Oh The Humanity - Community Good Friday Service 2015

by Aaron
Two years ago I was asked to part of the community Good Friday service in Santa Maria. The service is held at noon and many of you couldn’t make it so we posted the transcript of what I was going to say online as a blog. This year, same deal. Many of you cannot make it so I am posting what I am going to say three days before the service. I was given John 19:28 to speak on…here it is (under five minutes):
 
Almost 80 years the global travel industry was about to be quickly transformed by the invention Zeppelins. Huge flying blimps that resembled gigantic eggs made of Duralumin, steel, hydrogen, and various other materials. The most famous of these Zeppelins was the Hindenburg. After making a flight from Germany to Rio De Janeiro and up to New York in 1937, the passenger Zeppelin Hindenburg caught fire and was destroyed, killing dozens of people. As the cameras rolled and the Hindenburg burned, the American Radio Reporter Herbert Morrison said this famous line, “Oh the humanity.”
 
The term, “oh the humanity” over the years was a cry over the anguish of human suffering.
 
The theological term we use today for understanding Jesus being both God and man in one person is the “hypostatic Union.” This causes many to look at Jesus’ life and see him a bit like Superman. How did Jesus never sin? How did He please the Father? How did He go to, and endure, the cross…well, we say, “He was God, of course could do it.” But the scriptures are clear that Jesus did not lean into His divinity to not sin or endure the cross. We are told He lived the life we should have lived because He lived how we were to live, in His humanity, through the power of God’s Spirit.
 
When we look at Jesus and the cross, the suffering of Jesus for us and our sin, we tend to miss or gloss over the fact that Jesus suffered in his humanity…how do we know this? Because on the cross Jesus says these two simple words in John 19:28 “I thirst.”
 
Let me tell you about the cross…The cross today is one the most recognized symbols in the world, but it is far cry from the piece of jewelry we make it out to be; it was symbol of brutal agonizing death.

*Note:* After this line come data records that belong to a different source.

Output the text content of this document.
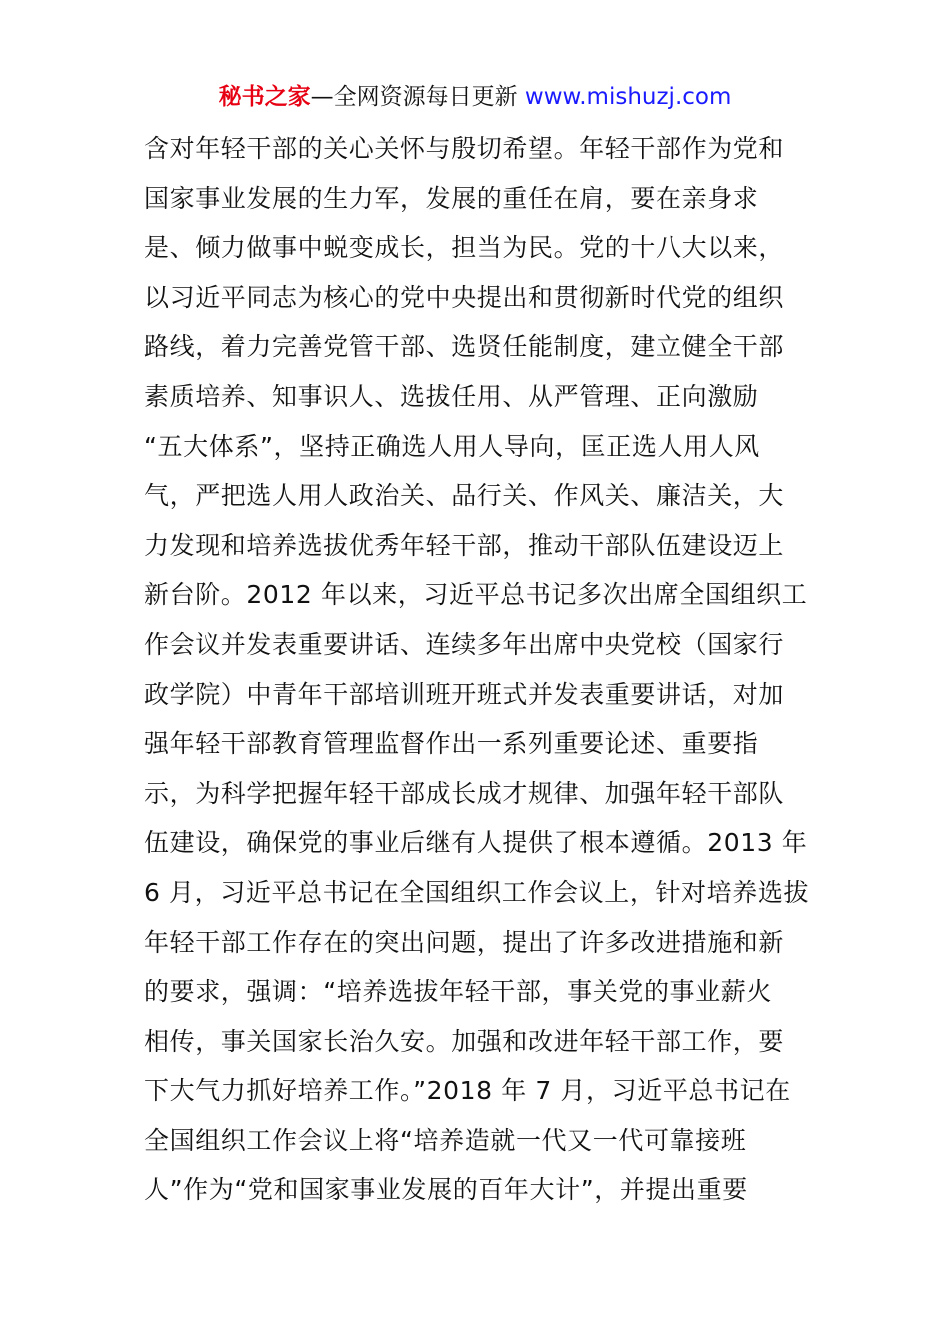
秘书之家—全网资源每日更新 www.mishuzj.com
含对年轻干部的关心关怀与殷切希望。年轻干部作为党和
国家事业发展的生力军，发展的重任在肩，要在亲身求
是、倾力做事中蜕变成长，担当为民。党的十八大以来，
以习近平同志为核心的党中央提出和贯彻新时代党的组织
路线，着力完善党管干部、选贤任能制度，建立健全干部
素质培养、知事识人、选拔任用、从严管理、正向激励
“五大体系”，坚持正确选人用人导向，匡正选人用人风
气，严把选人用人政治关、品行关、作风关、廉洁关，大
力发现和培养选拔优秀年轻干部，推动干部队伍建设迈上
新台阶。2012 年以来，习近平总书记多次出席全国组织工
作会议并发表重要讲话、连续多年出席中央党校（国家行
政学院）中青年干部培训班开班式并发表重要讲话，对加
强年轻干部教育管理监督作出一系列重要论述、重要指
示，为科学把握年轻干部成长成才规律、加强年轻干部队
伍建设，确保党的事业后继有人提供了根本遵循。2013 年
6 月，习近平总书记在全国组织工作会议上，针对培养选拔
年轻干部工作存在的突出问题，提出了许多改进措施和新
的要求，强调：“培养选拔年轻干部，事关党的事业薪火
相传，事关国家长治久安。加强和改进年轻干部工作，要
下大气力抓好培养工作。”2018 年 7 月，习近平总书记在
全国组织工作会议上将“培养造就一代又一代可靠接班
人”作为“党和国家事业发展的百年大计”，并提出重要
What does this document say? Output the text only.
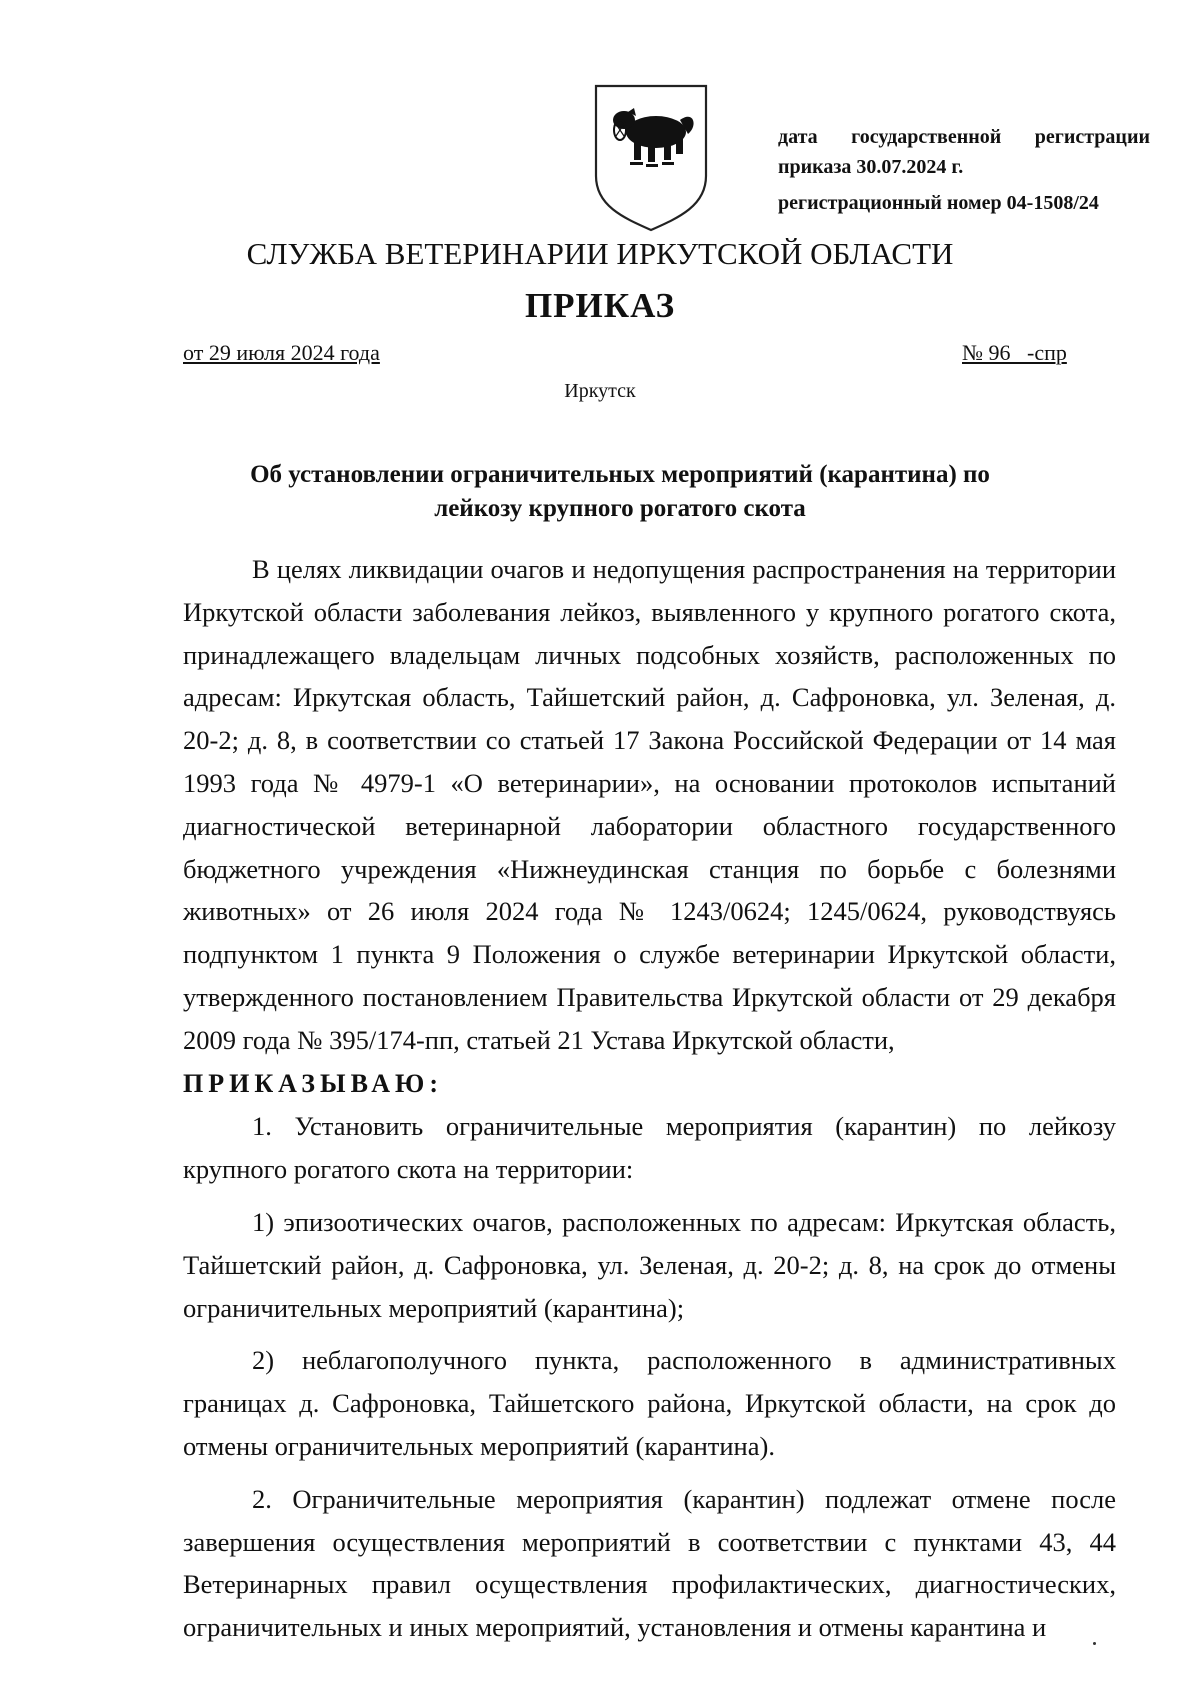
дата государственной регистрации
приказа 30.07.2024 г.
регистрационный номер 04-1508/24
СЛУЖБА ВЕТЕРИНАРИИ ИРКУТСКОЙ ОБЛАСТИ
ПРИКАЗ
от 29 июля 2024 года	№ 96   -спр
Иркутск
Об установлении ограничительных мероприятий (карантина) по
лейкозу крупного рогатого скота

В целях ликвидации очагов и недопущения распространения на территории Иркутской области заболевания лейкоз, выявленного у крупного рогатого скота, принадлежащего владельцам личных подсобных хозяйств, расположенных по адресам: Иркутская область, Тайшетский район, д. Сафроновка, ул. Зеленая, д. 20-2; д. 8, в соответствии со статьей 17 Закона Российской Федерации от 14 мая 1993 года № 4979-1 «О ветеринарии», на основании протоколов испытаний диагностической ветеринарной лаборатории областного государственного бюджетного учреждения «Нижнеудинская станция по борьбе с болезнями животных» от 26 июля 2024 года № 1243/0624; 1245/0624, руководствуясь подпунктом 1 пункта 9 Положения о службе ветеринарии Иркутской области, утвержденного постановлением Правительства Иркутской области от 29 декабря 2009 года № 395/174-пп, статьей 21 Устава Иркутской области,

ПРИКАЗЫВАЮ:

1. Установить ограничительные мероприятия (карантин) по лейкозу крупного рогатого скота на территории:

1) эпизоотических очагов, расположенных по адресам: Иркутская область, Тайшетский район, д. Сафроновка, ул. Зеленая, д. 20-2; д. 8, на срок до отмены ограничительных мероприятий (карантина);

2) неблагополучного пункта, расположенного в административных границах д. Сафроновка, Тайшетского района, Иркутской области, на срок до отмены ограничительных мероприятий (карантина).

2. Ограничительные мероприятия (карантин) подлежат отмене после завершения осуществления мероприятий в соответствии с пунктами 43, 44 Ветеринарных правил осуществления профилактических, диагностических, ограничительных и иных мероприятий, установления и отмены карантина и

The early church never used crosses because it was too grizzly, and they believed too humiliating, a remembrance for Jesus
 
Crucifixion was always reserved as the worst punishment. Crucifixion was so horrendous we made a new word to describe it, “excruciating,” meaning “from the cross.” Persians invented it, Roman’s perfected it. It was done publically (down in front of Wal-mart or at the Santa Barbara bowl). Death could take days and people would come to mock, throw stones at, and spit upon those being crucified. To prolong the agony Romans put a seat under the buttocks of those being crucified so they would take longer to die. Some men, wanting the agony to end, would slide off the seat. Eventually, the soldiers started nailing a mans penis to the cross so he couldn’t slide off the seat to make his death any faster and the torture would last longer.
 
Crucifixion was done at EYE LEVEL (not all high like the pictures) eye level so you could watch a man die. Even though all of this is true Christians (including me) call this GOOD NEWS. How is this good news? The apostle Paul said in 1 Corinthians 15:3-4 For what I received I passed on to you as of first importance: that Christ died(by itself not good news…but the theological understanding of that event is. Paul uses the word “for” to move you from the fact to its implication for us….) for our sins according to the Scriptures, that he was buried, that he was raised on the third day according to the Scriptures. That’s why it is good news, the cross is the only hope we have ever had. This is what is called propitiation and atonement, which is what Jesus made for us on the cross on Friday.
 
A lot of pastors today have brought the doctrine of substitutionary atonement under attack; people want to shy away from the cross because it is offensive. The truth is, YES IT IS offensive! People trip over it because they think they are good enough. You and I need to grasp the severity of the doctrine of Atonement and what it meant for God to declare us clean in His eyes.
 
Heb. 9:22 In fact, the law requires that nearly everything be cleansed with blood, and without the shedding of blood there is no forgiveness.So Jesus Dies in our place as our perfect Lamb. Friday is the language of love, restoration, and reconciliation. Why would God do this? I love how John Calvin says this: “The Father wanted His kids back.” Atonement is what weaves scripture together.
 
Jesus dies to defeat our enemies of Satan, sin, and death, not His enemies because no one can stand against God…but Jesus came in the flesh, real flesh, to save and redeem us.  Too many of us have the view when we look at Jesus on the cross of “Oh the divinity, look at the suffering of God,” but it was truly the most incomprehensible, tragic, horrific, blood curdling “oh the humanity” moment of all human history. All sin, in one moment, laid upon Jesus. He bore the brunt of it all. Not just other’s sins, YOUR sins and MY sins.
 
Sometimes I have a fear of calling Good Friday “good,” it was only good for us. All God got out of the deal is self-serving, self-focused, self-centered people. We must remember, this is Friday not Sunday, this is a day to lay ourselves bare before the cross of Christ and remember that He died for us in His humanity, to save humanity.